= 12 (BMT rapid transit service) =

Former New York City Subway service (ceased 1950)

12 was the Brooklyn-Manhattan Transit Corporation's designation for trains that used the BMT Lexington Avenue Line. This number was used on service listings on company maps, but was never displayed on train equipment, nor were trains referred to as "12 trains" in the manner of the current system, but were called Lexington Avenue Line trains.

The BMT assigned numbers to its services in 1924, and 12 was applied to trains between Park Row and Eastern Parkway via the Brooklyn Bridge, BMT Myrtle Avenue Line, BMT Lexington Avenue Line and BMT Jamaica Line. During rush hours, service extended east to Crescent Street; some afternoon rush hour trains continued to 111th Street or 168th Street.

Between 1925 and 1931, all rush hour service was extended to 111th or 168th Street. In addition, some afternoon rush hour trains were added between Sands Street (on the Brooklyn side of the Brooklyn Bridge) and 111th Street.

By 1937, normal service had been truncated to the Brooklyn side of the bridge; rush hour trains still crossed the bridge to Park Row. Additionally, trains no longer ran to 168th Street, with all rush hour trains going to 111th Street. The extra afternoon rush hour trains from Sands Street to 111th Street remained.

On May 31, 1940, service was ended on the BMT Fulton Street Line west of Rockaway Avenue and the full length of the BMT Fifth Avenue Line and BMT Third Avenue Line.

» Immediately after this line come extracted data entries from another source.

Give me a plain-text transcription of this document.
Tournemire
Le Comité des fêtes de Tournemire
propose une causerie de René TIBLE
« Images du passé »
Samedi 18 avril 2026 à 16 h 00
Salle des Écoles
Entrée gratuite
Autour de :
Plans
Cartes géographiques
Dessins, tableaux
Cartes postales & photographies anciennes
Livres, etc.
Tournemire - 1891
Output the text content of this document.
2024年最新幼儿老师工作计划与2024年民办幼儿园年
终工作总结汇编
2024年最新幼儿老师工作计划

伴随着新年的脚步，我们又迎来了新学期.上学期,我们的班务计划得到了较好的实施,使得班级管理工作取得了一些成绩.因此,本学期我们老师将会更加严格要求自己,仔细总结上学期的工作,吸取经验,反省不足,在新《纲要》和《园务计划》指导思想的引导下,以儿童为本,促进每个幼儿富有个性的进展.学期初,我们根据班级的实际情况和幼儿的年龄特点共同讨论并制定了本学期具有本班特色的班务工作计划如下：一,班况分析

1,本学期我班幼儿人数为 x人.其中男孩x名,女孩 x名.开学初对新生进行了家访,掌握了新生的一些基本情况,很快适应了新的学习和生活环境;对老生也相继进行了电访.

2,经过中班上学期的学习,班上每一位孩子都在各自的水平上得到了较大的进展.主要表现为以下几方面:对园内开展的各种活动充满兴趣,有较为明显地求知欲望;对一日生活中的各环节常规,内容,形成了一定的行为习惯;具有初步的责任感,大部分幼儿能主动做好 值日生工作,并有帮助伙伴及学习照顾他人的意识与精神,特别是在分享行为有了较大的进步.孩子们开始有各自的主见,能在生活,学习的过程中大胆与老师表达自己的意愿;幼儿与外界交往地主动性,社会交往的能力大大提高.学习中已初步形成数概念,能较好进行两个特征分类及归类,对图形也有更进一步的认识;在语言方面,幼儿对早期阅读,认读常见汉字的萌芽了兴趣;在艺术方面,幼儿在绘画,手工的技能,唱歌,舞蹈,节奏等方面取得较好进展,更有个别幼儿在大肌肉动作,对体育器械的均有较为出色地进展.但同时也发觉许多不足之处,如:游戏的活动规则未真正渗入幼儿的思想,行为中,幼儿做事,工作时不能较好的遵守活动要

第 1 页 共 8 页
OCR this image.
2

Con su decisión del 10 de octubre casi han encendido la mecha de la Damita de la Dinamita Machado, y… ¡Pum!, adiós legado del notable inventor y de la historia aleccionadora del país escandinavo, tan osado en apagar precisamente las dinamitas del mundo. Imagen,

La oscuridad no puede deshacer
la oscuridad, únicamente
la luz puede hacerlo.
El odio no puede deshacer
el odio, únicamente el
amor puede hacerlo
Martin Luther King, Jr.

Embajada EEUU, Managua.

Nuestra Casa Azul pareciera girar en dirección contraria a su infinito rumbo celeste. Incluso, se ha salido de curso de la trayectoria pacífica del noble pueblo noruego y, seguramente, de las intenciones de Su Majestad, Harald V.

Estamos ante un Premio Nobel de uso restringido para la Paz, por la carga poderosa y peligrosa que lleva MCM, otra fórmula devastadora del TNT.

All Lexington Avenue trains were once again extended across the Brooklyn Bridge to Park Row, and a new service called Fulton – Lexington Avenue was inaugurated, replacing service that had been provided by Fulton Street trains, and operating to the Fulton Street Line terminus at Lefferts Avenue.

On March 5, 1944, the BMT Myrtle Avenue Line was closed west of Jay Street and the Bridge Street station at that location was renamed Bridge–Jay Streets; all 12 trains were truncated there (with a free transfer first to streetcars, and then to the IND at Jay Street – Borough Hall) – see List of New York City Subway transfer stations for details.

By 1948, Fulton – Lexington Avenue trains were truncated to Grant Avenue. The BMT Lexington Avenue Line closed on October 13, 1950, ending all 12 service.